I see our new modern stores as real markers of our urban well being. Just like our trains, and buses, flyovers and airports, these stores tell us that we are much better off than our parents, in our day to day matters. But Aditya Gupta in his editorial piece in The Times of India yesterday takes the point on a funny religious ride. I enjoyed reading it. Thanks Aditya and The Times of India.
Here is an excerpt:
“Even today i can recall the first time i stood at the holy threshold of a shiny new Big Bazaar which had just opened. It was the dawn of a new religion. Hundreds of devotees surged through the fancy sliding doors to worship the God of Small, Medium and Xtra Large Things. The many commandments ‘Thou shalt not take more than three items in the changing rooms’, ‘Thou shalt not shoplift’ and the ever-beloved ‘If broken, consider it sold’, were engraved on a styrofoam boulder at the gates. And the checkout counters were staffed with the high priests of this modern mecca who ensured you parted with your evil money and left the place with a lighter heart and wallet.
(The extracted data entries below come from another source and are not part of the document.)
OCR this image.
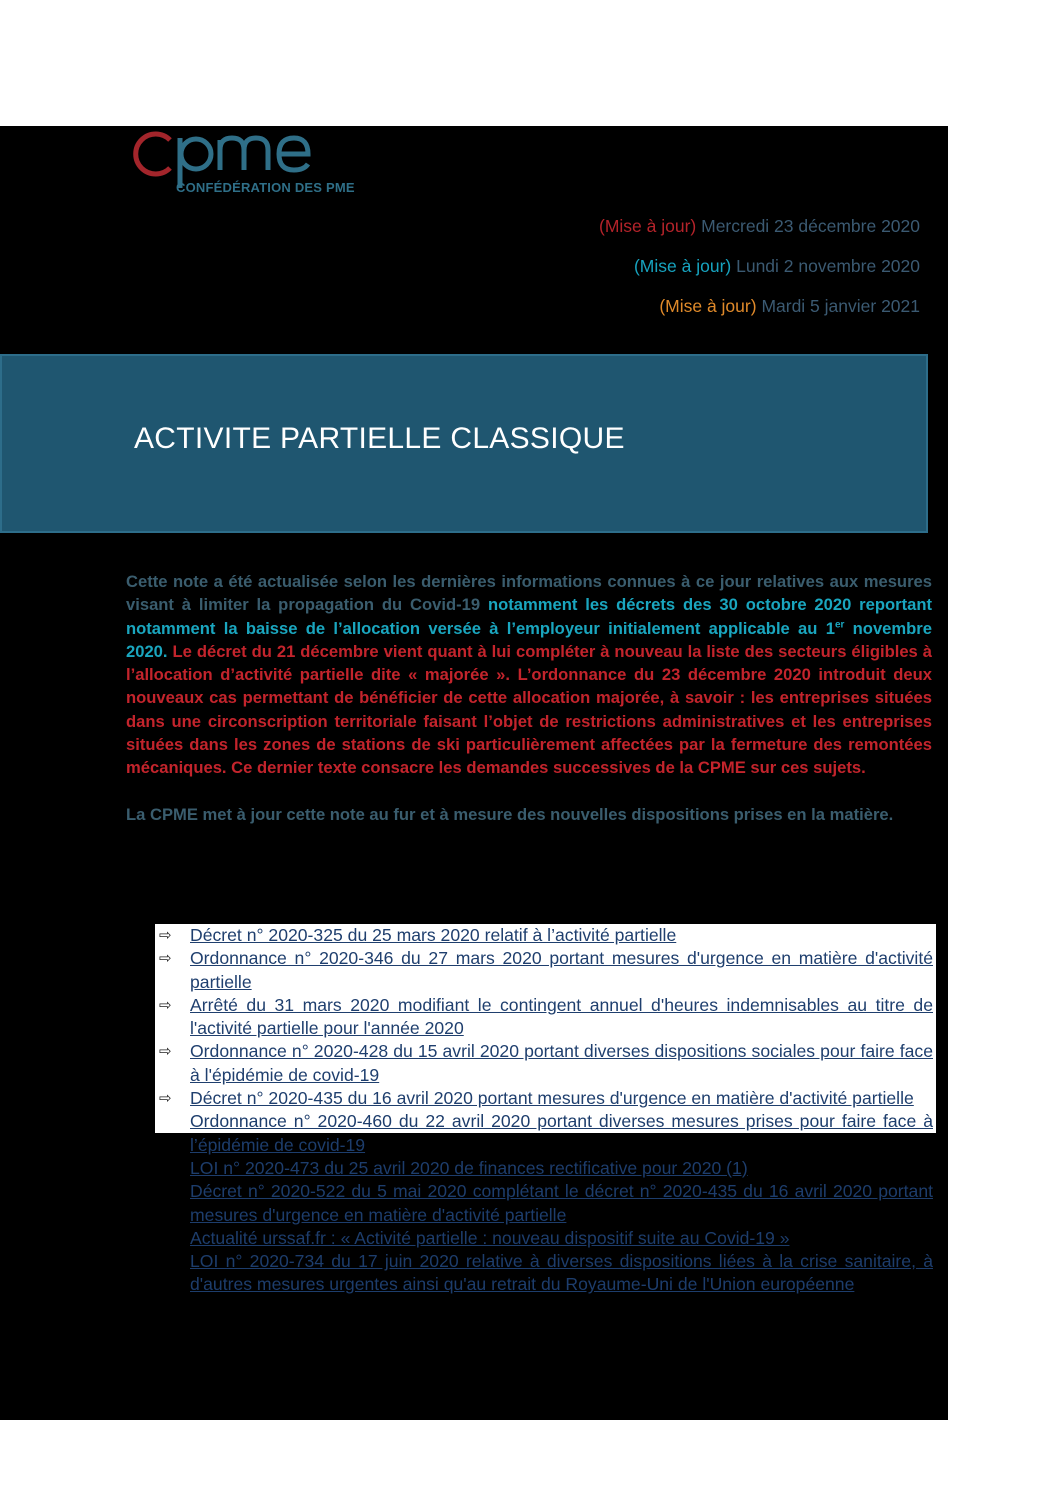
CONFÉDÉRATION DES PME
(Mise à jour) Mercredi 23 décembre 2020
(Mise à jour) Lundi 2 novembre 2020
(Mise à jour) Mardi 5 janvier 2021
ACTIVITE PARTIELLE CLASSIQUE
Cette note a été actualisée selon les dernières informations connues à ce jour relatives aux mesures visant à limiter la propagation du Covid-19 notamment les décrets des 30 octobre 2020 reportant notamment la baisse de l’allocation versée à l’employeur initialement applicable au 1er novembre 2020. Le décret du 21 décembre vient quant à lui compléter à nouveau la liste des secteurs éligibles à l’allocation d’activité partielle dite « majorée ». L’ordonnance du 23 décembre 2020 introduit deux nouveaux cas permettant de bénéficier de cette allocation majorée, à savoir : les entreprises situées dans une circonscription territoriale faisant l’objet de restrictions administratives et les entreprises situées dans les zones de stations de ski particulièrement affectées par la fermeture des remontées mécaniques. Ce dernier texte consacre les demandes successives de la CPME sur ces sujets.
La CPME met à jour cette note au fur et à mesure des nouvelles dispositions prises en la matière.
⇨ Décret n° 2020-325 du 25 mars 2020 relatif à l’activité partielle
⇨ Ordonnance n° 2020-346 du 27 mars 2020 portant mesures d'urgence en matière d'activité partielle
⇨ Arrêté du 31 mars 2020 modifiant le contingent annuel d'heures indemnisables au titre de l'activité partielle pour l'année 2020
⇨ Ordonnance n° 2020-428 du 15 avril 2020 portant diverses dispositions sociales pour faire face à l'épidémie de covid-19
⇨ Décret n° 2020-435 du 16 avril 2020 portant mesures d'urgence en matière d'activité partielle
Ordonnance n° 2020-460 du 22 avril 2020 portant diverses mesures prises pour faire face à l’épidémie de covid-19
LOI n° 2020-473 du 25 avril 2020 de finances rectificative pour 2020 (1)
Décret n° 2020-522 du 5 mai 2020 complétant le décret n° 2020-435 du 16 avril 2020 portant mesures d'urgence en matière d'activité partielle
Actualité urssaf.fr : « Activité partielle : nouveau dispositif suite au Covid-19 »
LOI n° 2020-734 du 17 juin 2020 relative à diverses dispositions liées à la crise sanitaire, à d'autres mesures urgentes ainsi qu'au retrait du Royaume-Uni de l'Union européenne
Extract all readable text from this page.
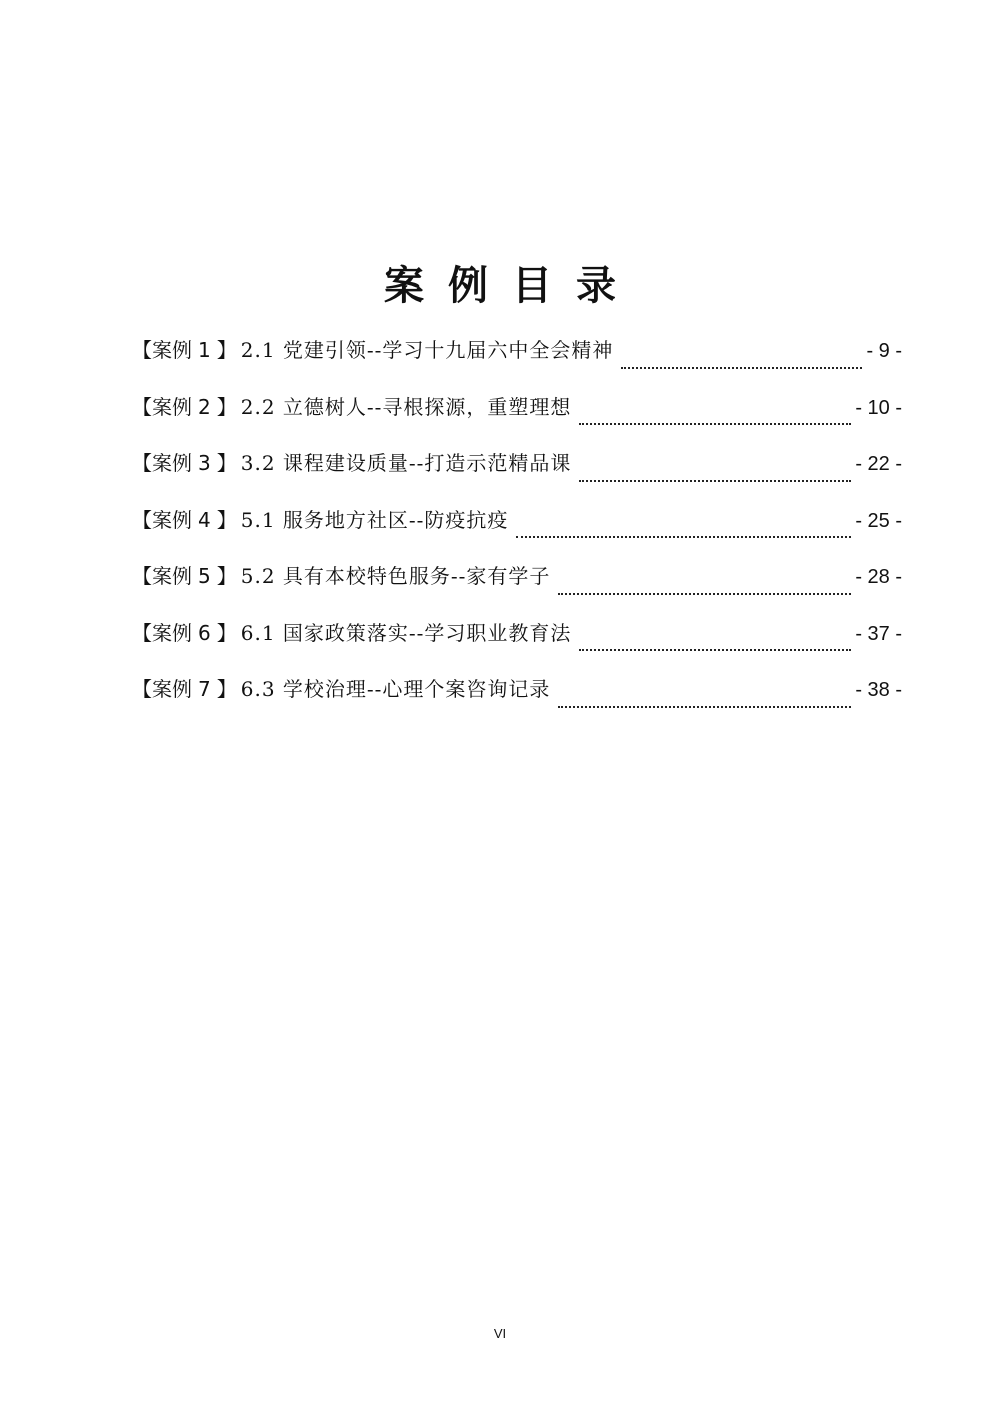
案例目录
【案例 1 】 2.1 党建引领--学习十九届六中全会精神	- 9 -
【案例 2 】 2.2 立德树人--寻根探源，重塑理想	- 10 -
【案例 3 】 3.2 课程建设质量--打造示范精品课	- 22 -
【案例 4 】 5.1 服务地方社区--防疫抗疫	- 25 -
【案例 5 】 5.2 具有本校特色服务--家有学子	- 28 -
【案例 6 】 6.1 国家政策落实--学习职业教育法	- 37 -
【案例 7 】 6.3 学校治理--心理个案咨询记录	- 38 -
VI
To this day i tell people my religion is Consumerism. As i enter a supermarket i can feel the blast of cool air-conditioning washing away my sins. As my hands grab hold of the shopping cart i feel a surge of confidence that i control my destiny. One time i even rang a bell before I entered (there was a display of bicycles near the entrance) and i swear i heard God whispering to me. Or maybe it was the shoe salesman.”